Trump’s federal masked police force have arrested, detained and deported migrants, permanent residents and people of colour who are US citizens. Protesters have been shot and killed.
These abuses have brought wider working-class and oppressed communities together in actions and local organising across the country.
More than eight million people marched and rallied in 3300 cities and towns across the country, in the March 28 “No Kings” protests.
According to media reports, there was a festive atmosphere at Chicago’s May 1 protest. First Nations dancers and mariachi bands performed and monarch butterfly signs — which have become a symbol of the immigrant rights movement — were a feature.
This was also true in San Francisco, San Jose and Santa Rosa in northern California.
Protesters blocked a road outside the international terminal at San Francisco’s airport, leading to its closure for about two hours, in support of the airport workers’ union picketing over wages and ICE’s presence in airports. Several state and city elected officials were arrested at the protest, according to local media.
According to media reports, New York City Mayor Zohran Mamdani, a self-described democratic socialist, addressed a large crowd at a Manhattan rally organised by unions and immigrant advocates.
He reiterated his promise to raise taxes on the wealthy and “protect our neighbours from the cruelty of ICE”.
While labour and immigrant rights are historically intertwined, May Day rallies in the US shifted their focus to immigration in 2006.

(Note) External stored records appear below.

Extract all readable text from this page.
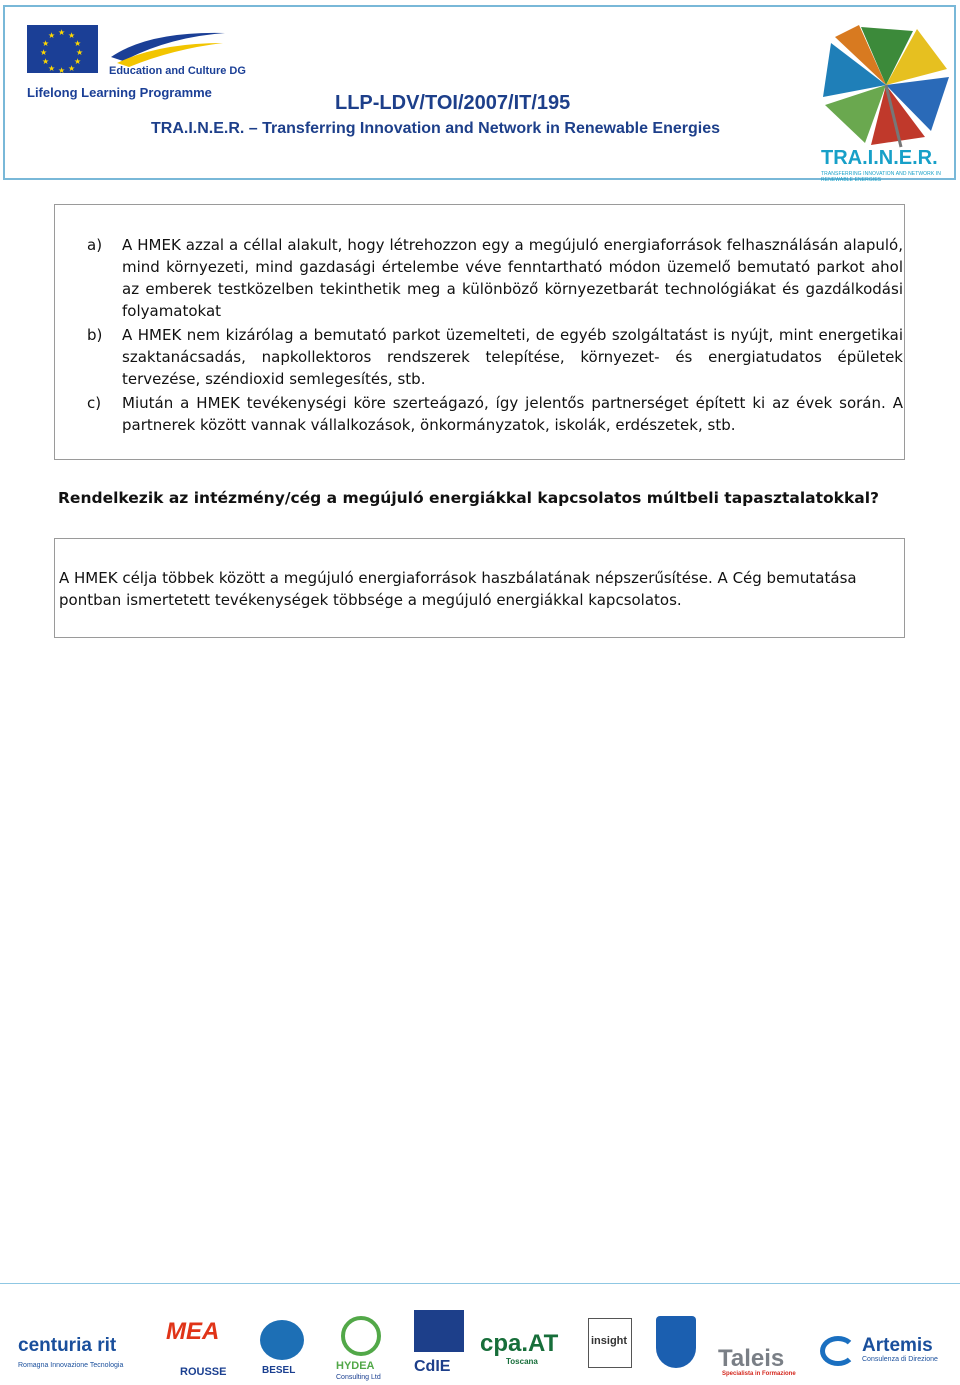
★ ★
★
★
★
★
★
★
★
★
★
★
Education and Culture DG
Lifelong Learning Programme	LLP-LDV/TOI/2007/IT/195
TRA.I.N.E.R. – Transferring Innovation and Network in Renewable Energies
TRA.I.N.E.R.
TRANSFERRING INNOVATION AND NETWORK IN RENEWABLE ENERGIES
a) A HMEK azzal a céllal alakult, hogy létrehozzon egy a megújuló energiaforrások felhasználásán alapuló, mind környezeti, mind gazdasági értelembe véve fenntartható módon üzemelő bemutató parkot ahol az emberek testközelben tekinthetik meg a különböző környezetbarát technológiákat és gazdálkodási folyamatokat
b) A HMEK nem kizárólag a bemutató parkot üzemelteti, de egyéb szolgáltatást is nyújt, mint energetikai szaktanácsadás, napkollektoros rendszerek telepítése, környezet- és energiatudatos épületek tervezése, széndioxid semlegesítés, stb.
c) Miután a HMEK tevékenységi köre szerteágazó, így jelentős partnerséget épített ki az évek során. A partnerek között vannak vállalkozások, önkormányzatok, iskolák, erdészetek, stb.
Rendelkezik az intézmény/cég a megújuló energiákkal kapcsolatos múltbeli tapasztalatokkal?

A HMEK célja többek között a megújuló energiaforrások haszbálatának népszerűsítése. A Cég bemutatása pontban ismertetett tevékenységek többsége a megújuló energiákkal kapcsolatos.

centuria rit
Romagna Innovazione Tecnologia
MEA
ROUSSE	BESEL	HYDEA
Consulting Ltd
CdIE
cpa.AT
Toscana
insight
Taleis
Specialista in Formazione
Artemis
Consulenza di Direzione
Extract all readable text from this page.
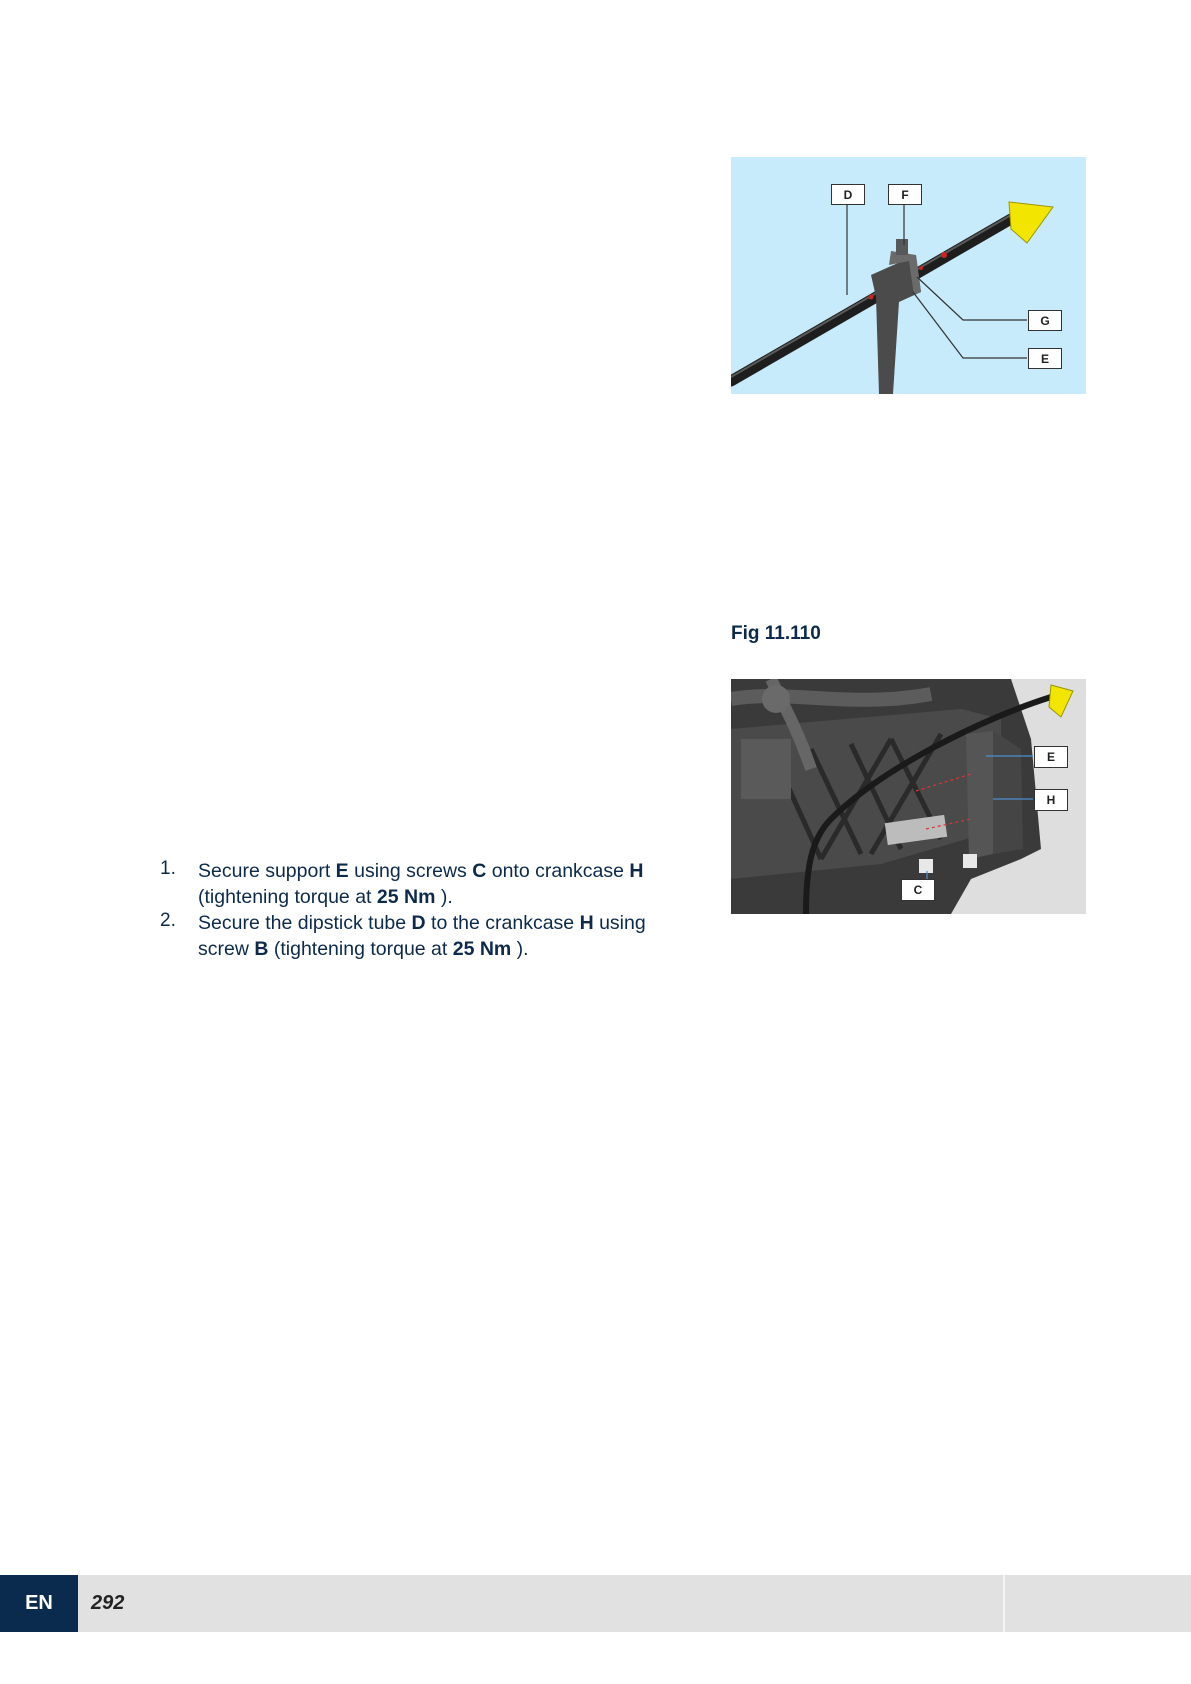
D	F
G
E
Fig 11.110
E
H
C
1. Secure support E using screws C onto crankcase H (tightening torque at 25 Nm ).
2. Secure the dipstick tube D to the crankcase H using screw B (tightening torque at 25 Nm ).
EN	292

About one million people, including nearly half a million in Chicago alone, took to the streets to protest federal legislation that would have made living in the US without papers a felony.
The Chicago Teachers union declared it a “Day of Civic Action”.

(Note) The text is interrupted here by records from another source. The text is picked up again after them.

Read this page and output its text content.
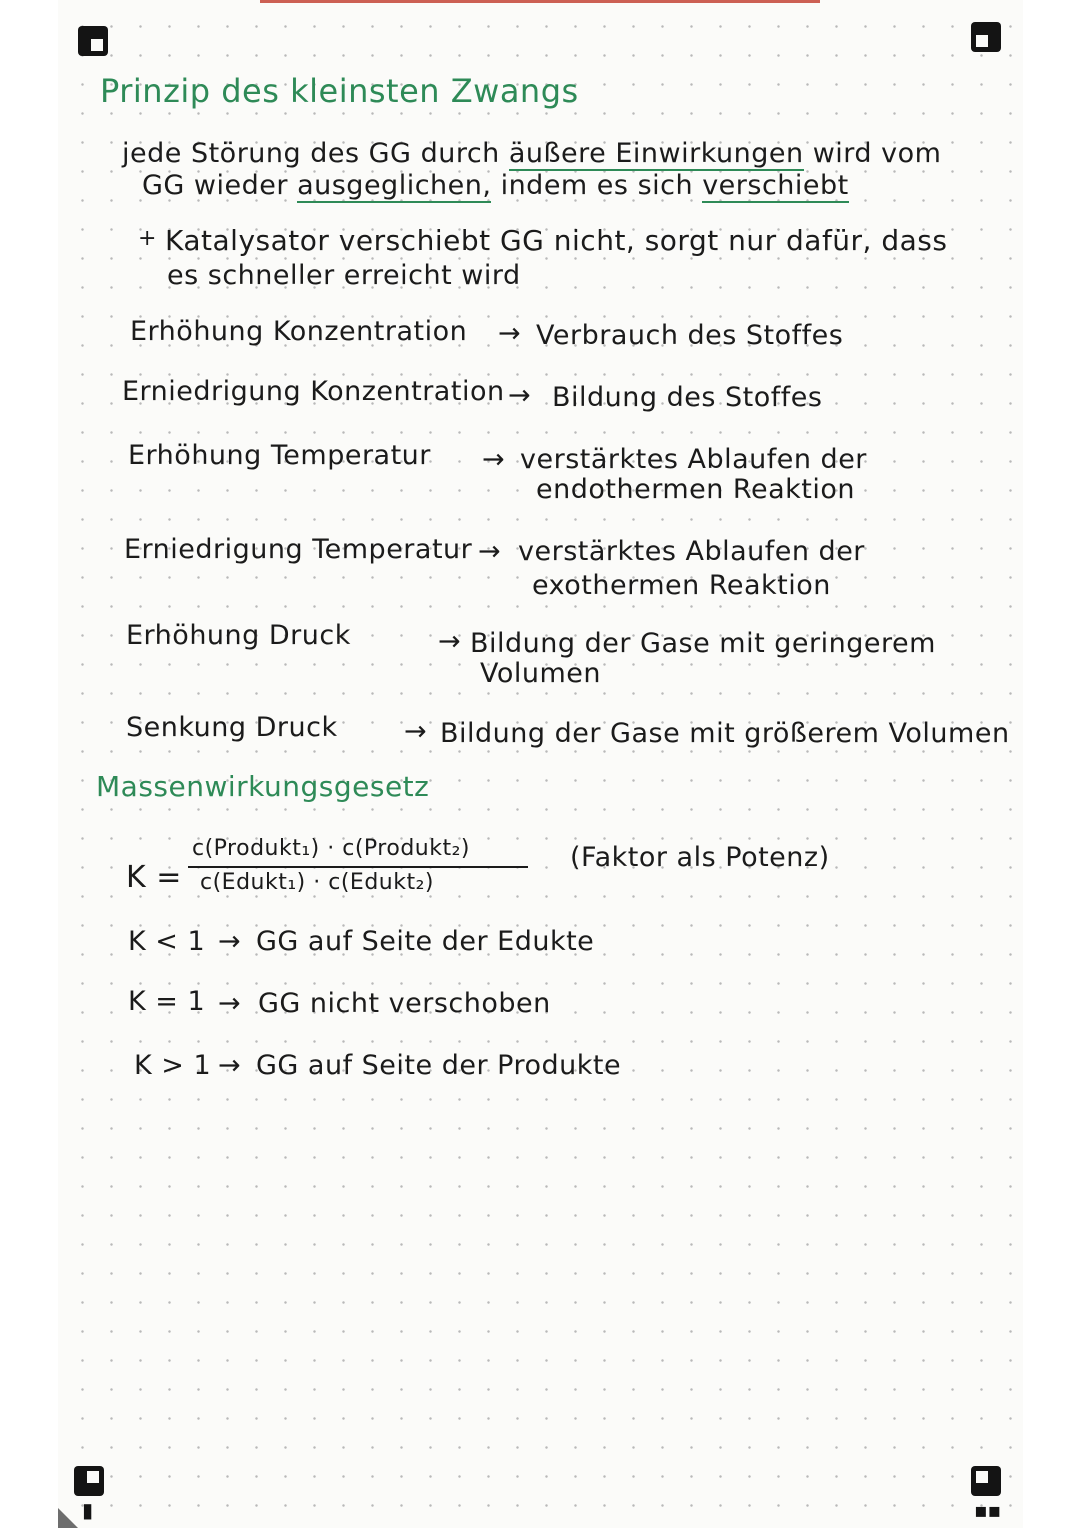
Prinzip des kleinsten Zwangs
jede Störung des GG durch äußere Einwirkungen wird vom
GG wieder ausgeglichen, indem es sich verschiebt
+ Katalysator verschiebt GG nicht, sorgt nur dafür, dass
es schneller erreicht wird
Erhöhung Konzentration → Verbrauch des Stoffes
Erniedrigung Konzentration → Bildung des Stoffes
Erhöhung Temperatur → verstärktes Ablaufen der
endothermen Reaktion
Erniedrigung Temperatur → verstärktes Ablaufen der
exothermen Reaktion
Erhöhung Druck	→ Bildung der Gase mit geringerem
Volumen
Senkung Druck → Bildung der Gase mit größerem Volumen
Massenwirkungsgesetz
K =
c(Produkt₁) · c(Produkt₂)
c(Edukt₁) · c(Edukt₂)
(Faktor als Potenz)
K < 1 → GG auf Seite der Edukte
K = 1 → GG nicht verschoben
K > 1 → GG auf Seite der Produkte
▮	▪▪
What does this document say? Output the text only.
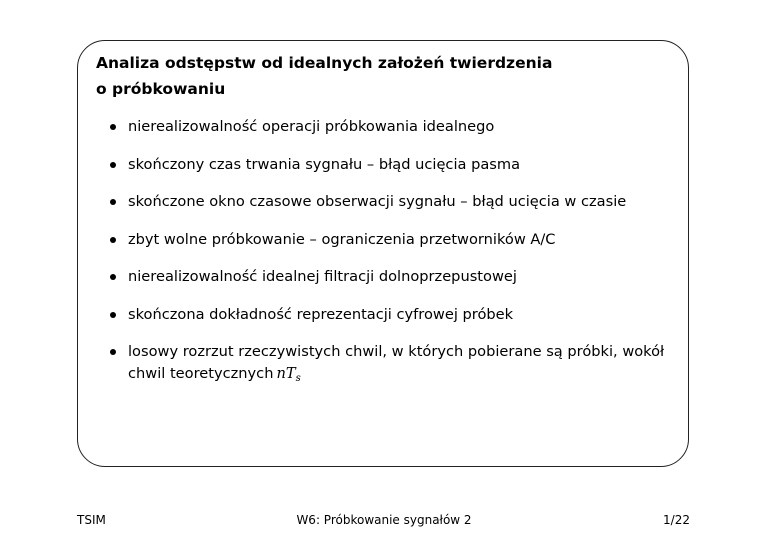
Analiza odstępstw od idealnych założeń twierdzenia
o próbkowaniu
nierealizowalność operacji próbkowania idealnego
skończony czas trwania sygnału – błąd ucięcia pasma
skończone okno czasowe obserwacji sygnału – błąd ucięcia w czasie
zbyt wolne próbkowanie – ograniczenia przetworników A/C
nierealizowalność idealnej filtracji dolnoprzepustowej
skończona dokładność reprezentacji cyfrowej próbek
losowy rozrzut rzeczywistych chwil, w których pobierane są próbki, wokół chwil teoretycznych $nT_s$
TSIM	W6: Próbkowanie sygnałów 2	1/22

This year’s events in Chicago were multiracial and all-ages protests, with members of public service unions such as the Service Employees International Union (SEIU) participating alongside teachers, nurses and airport workers.
The SEIU and teachers unions were prominent in many cities.
International
In the Philippines’ capital, Manila, where May 1 is a holiday, protesters clashed with police. In France, rallies and street protests in Paris demanded peace in Iran and higher wages, as costs rise.

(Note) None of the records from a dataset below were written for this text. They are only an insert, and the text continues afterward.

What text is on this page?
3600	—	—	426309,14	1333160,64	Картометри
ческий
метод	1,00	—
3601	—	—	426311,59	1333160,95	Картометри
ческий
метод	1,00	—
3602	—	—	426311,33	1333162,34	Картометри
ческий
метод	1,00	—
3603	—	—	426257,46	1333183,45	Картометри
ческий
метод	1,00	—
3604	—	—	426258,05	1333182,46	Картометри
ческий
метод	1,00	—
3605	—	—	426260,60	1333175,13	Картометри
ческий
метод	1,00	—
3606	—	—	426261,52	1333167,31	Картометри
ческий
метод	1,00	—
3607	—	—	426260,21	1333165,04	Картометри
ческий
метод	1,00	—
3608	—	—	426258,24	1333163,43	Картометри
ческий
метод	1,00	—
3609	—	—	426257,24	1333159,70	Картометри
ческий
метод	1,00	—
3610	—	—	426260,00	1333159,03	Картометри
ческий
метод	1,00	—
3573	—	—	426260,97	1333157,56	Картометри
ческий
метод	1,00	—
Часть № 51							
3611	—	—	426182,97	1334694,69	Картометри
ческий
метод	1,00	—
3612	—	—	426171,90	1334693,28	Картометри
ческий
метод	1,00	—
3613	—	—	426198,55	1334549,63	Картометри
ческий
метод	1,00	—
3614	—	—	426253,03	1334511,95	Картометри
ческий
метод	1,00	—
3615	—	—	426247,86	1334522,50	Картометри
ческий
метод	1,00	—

The European Trade Union Confederation released a statement saying: “Working people refuse to pay the price for Donald Trump’s war in the Middle East … Today’s rallies show working people will not stand by and see their jobs and living standards destroyed.”
In Casablanca, Morocco’s largest city, taxi drivers honked their horns and bus drivers parked their vehicles to protest rising fuel costs.
“All my expenses have gone up, but my wages haven’t budged,” Akherraz Lhachimi, of the Moroccan Labor Union, told AP.
Several rallies were held in South Africa, according to AP, where Zingiswa Losi, head of the Congress of South African Trade Unions, said workers were “suffocating” under rising costs of food, electricity, transportation and healthcare.
Turkish authorities in Istanbul detained protesters for attempting to rally in Taksim Square, the epicentre of the 2013 protests, and where security forces killed 37 people at a 1977 May Day demonstration. The government has violently repressed past attempts to celebrate May Day.
In the May Day protest in Santiago, Chile, police fired water cannons and tear gas into the crowd.
Several thousand people gathered across Portugal as unions rallied together to protest proposed changes to labour laws that make it easier to sack workers and reduce bereavement leave for miscarriage of pregnancy.
Significance
This year’s May Day protests in the US were more significant than the earlier No Kings protests because they brought together more unions and linked anti-government actions with the labour movement.
The May Day protests were more about working-class and multiracial unity, than just opposition to Trump as dictator or king. There were discussions about class exploitation and the need to challenge the capitalist system.
The new unity visible on May Day is important for future united actions against Trump and the billionaire class.